Parents of young children everywhere can breathe a f@!#ing sigh of relief: It turns out swearing in front of your children isn’t such a bad thing after all.
In his book, “What the F: What Swearing Reveals About our Language, Our Brain, and Ourselves,” author Benjamin Bergen says casually swearing in front of your children doesn’t have an impact on a child’s well-being or emotional development.
“The use of fleeting expletives doesn’t have any impact on their well being or their socialization…as far as we can tell,” Bergen told Global News.
Bergen, a cognitive science professor at the University of California, San Diego, notes that while letting the odd swear word loose around kids isn’t harmful, it is incredibly damaging to subject children to verbal abuse.
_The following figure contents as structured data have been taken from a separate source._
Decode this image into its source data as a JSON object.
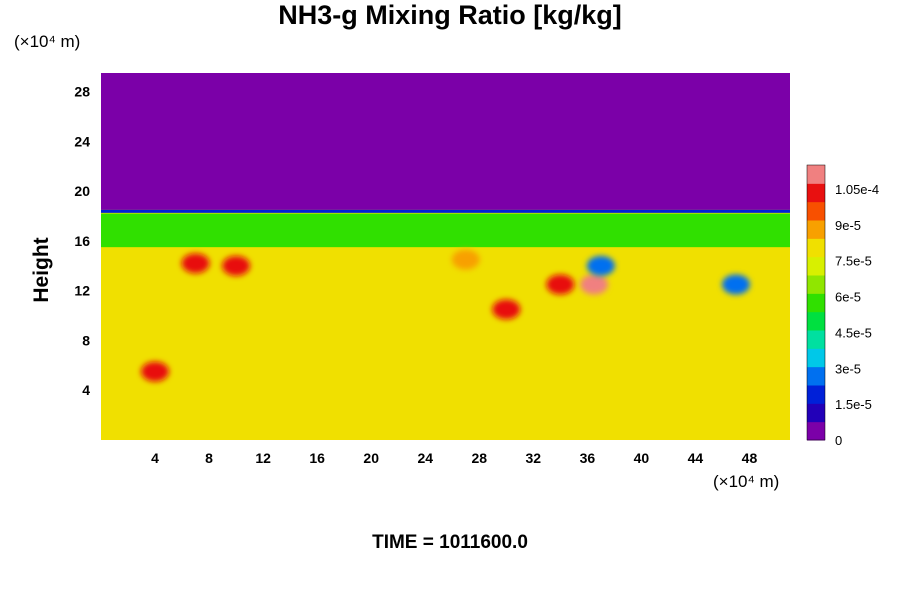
{
  "chart_data": {
    "type": "heatmap",
    "title": "NH3-g Mixing Ratio [kg/kg]",
    "ylabel": "Height",
    "y_units": "(×10⁴ m)",
    "x_units": "(×10⁴ m)",
    "footer": "TIME = 1011600.0",
    "x_ticks": [
      "4",
      "8",
      "12",
      "16",
      "20",
      "24",
      "28",
      "32",
      "36",
      "40",
      "44",
      "48"
    ],
    "y_ticks": [
      "4",
      "8",
      "12",
      "16",
      "20",
      "24",
      "28"
    ],
    "xlim": [
      0,
      51
    ],
    "ylim": [
      0,
      29.5
    ],
    "colorbar": {
      "ticks": [
        "0",
        "1.5e-5",
        "3e-5",
        "4.5e-5",
        "6e-5",
        "7.5e-5",
        "9e-5",
        "1.05e-4"
      ],
      "range": [
        0,
        0.000115
      ],
      "colors": [
        "#7b00a8",
        "#2200b8",
        "#0020d8",
        "#0070f0",
        "#00c8e8",
        "#00e0a0",
        "#00e040",
        "#30e000",
        "#90e600",
        "#d8f000",
        "#f0e000",
        "#f8a000",
        "#f85000",
        "#e81010",
        "#f08080"
      ]
    },
    "background_value": 8e-05,
    "upper_value": 0.0,
    "tropopause_height": 18.5,
    "layer": {
      "bottom": 15.5,
      "top": 18.2,
      "value": 6e-05
    },
    "features": [
      {
        "x": 4,
        "y": 5.5,
        "value": 0.0001
      },
      {
        "x": 7,
        "y": 14.2,
        "value": 0.0001
      },
      {
        "x": 10,
        "y": 14.0,
        "value": 0.0001
      },
      {
        "x": 27,
        "y": 14.5,
        "value": 9e-05
      },
      {
        "x": 30,
        "y": 10.5,
        "value": 0.0001
      },
      {
        "x": 34,
        "y": 12.5,
        "value": 0.0001
      },
      {
        "x": 36.5,
        "y": 12.5,
        "value": 0.00011
      },
      {
        "x": 37,
        "y": 14.0,
        "value": 3e-05
      },
      {
        "x": 47,
        "y": 12.5,
        "value": 3e-05
      }
    ]
  }
}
“Verbal abuse can come in different varieties and that can include swearing and slurs,” he explained. “We can track over time how kids are exposed to abusive language show increases in anxiety, depression and troubles in school.”
Bergen, who is a father of two, says he will drop the occasional curse word around his children, aged four and one.
“We have come around to the research and let ourselves do naturally what we do at home, which is swear a little bit,” the professor said.
While some parents are fearful that their children, particularly young children, may mimic their language, Bergen says this isn’t necessarily the case.
“There’s pretty good evidence you’re not cool enough for your kids to copy you when it comes to swearing,” he said, noting that most often children pick up profane or taboo language from their peers.
“Profanity is anti-authoritarian,” he continued. “It is breaking the rules to use profanity in public. If you, the ultimate authority figure for kids are using it, then they don’t see it as cool.”